Un jour, je suis en Emmental pour apprendre à un enfant comment utiliser une pompe à insuline, et le lendemain, je suis à l’hôpital de Genève pour analyser des capteurs de glycémie. En tant que consultante en support technique et formations pour Medtronic Diabète, j’apprends à des personnes diabétiques à utiliser notre technologie (des pompes à insuline, des capteurs de glycémie et un logiciel d’analyse de données). J’aide et j’accompagne ces personnes et parfois le personnel soignant à régler des problèmes potentiels. C’est un poste très varié, mais qui implique aussi un horaire soutenu et irrégulier ainsi que des déplacements tous les jours.

Grâce à ma formation d’ingénieure EPF, j’ai la capacité d’apprendre et d’être très vite à l’aise avec des systèmes technologiques: compréhension du fonctionnement des dispositifs, résolution des problèmes, interprétation des courbes de glycémie sur notre logiciel. Plutôt que des formules apprises dans des livres, c’est surtout la méthodologie et la rigueur acquises durant les études que j’utilise au quotidien. Ces atouts m’ont permis de m’adapter très vite aux besoins de mon poste, au rythme de travail, à la langue (majoritairement suisse-allemand).

J’ai toujours voulu avoir un travail profondément utile et rendre service. J’avais donc deux domaines en tête: la santé ou l’énergie. Comme j’apprécie énormément le contact humain, je me suis tournée vers le médical. J’ai orienté mon Master dans ce domaine, en choisissant un mineur en technologies biomédicales. En plus des cours spécifiques, j’ai aussi effectué plusieurs projets dans le laboratoire de mesure et analyse du mouvement de l’EPFL, qui se rapprochent beaucoup des tâches de mon métier actuel.
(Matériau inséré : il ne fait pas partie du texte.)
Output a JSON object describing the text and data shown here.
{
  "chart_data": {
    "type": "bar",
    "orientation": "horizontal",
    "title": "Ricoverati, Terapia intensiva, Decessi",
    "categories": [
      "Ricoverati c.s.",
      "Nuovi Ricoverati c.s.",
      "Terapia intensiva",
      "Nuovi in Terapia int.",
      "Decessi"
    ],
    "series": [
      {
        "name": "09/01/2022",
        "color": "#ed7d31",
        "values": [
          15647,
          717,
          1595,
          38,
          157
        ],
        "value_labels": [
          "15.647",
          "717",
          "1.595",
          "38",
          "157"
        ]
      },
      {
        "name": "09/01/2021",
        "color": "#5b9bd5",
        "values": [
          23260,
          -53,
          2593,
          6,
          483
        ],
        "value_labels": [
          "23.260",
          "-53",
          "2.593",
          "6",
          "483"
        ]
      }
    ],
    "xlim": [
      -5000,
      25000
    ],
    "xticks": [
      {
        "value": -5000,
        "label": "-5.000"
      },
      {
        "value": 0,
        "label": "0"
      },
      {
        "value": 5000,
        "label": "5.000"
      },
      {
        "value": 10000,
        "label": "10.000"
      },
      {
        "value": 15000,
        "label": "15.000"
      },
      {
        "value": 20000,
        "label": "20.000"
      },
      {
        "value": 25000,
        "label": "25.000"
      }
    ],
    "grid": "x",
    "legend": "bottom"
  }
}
J’ai étudié la microtechnique car c’est un domaine multidisciplinaire, qui m’a permis d’étudier des branches diverses et de garder une vue d’ensemble dans les projets. En effet, j’ai toujours eu des intérêts très (trop?) variés, et je ne parvenais pas à me résoudre à choisir un seul domaine! Durant les études, je conseillerais vivement de, si possible, se faire une première expérience professionnelle (stage, job d’étudiant), de développer des connaissances non-académiques (langues, gestion de personnes,..), de se créer un réseau et de se renseigner et comprendre quels sont les postes réels sur le marché! En effet, à la fin de mon cursus, il m’a fallu beaucoup de persévérance pour trouver l’emploi que je voulais. Je me suis retrouvée face à un marché du travail relativement saturé qui me reprochait un manque d’expérience non-académique, une situation à laquelle les jeunes diplômés ne sont pas préparés.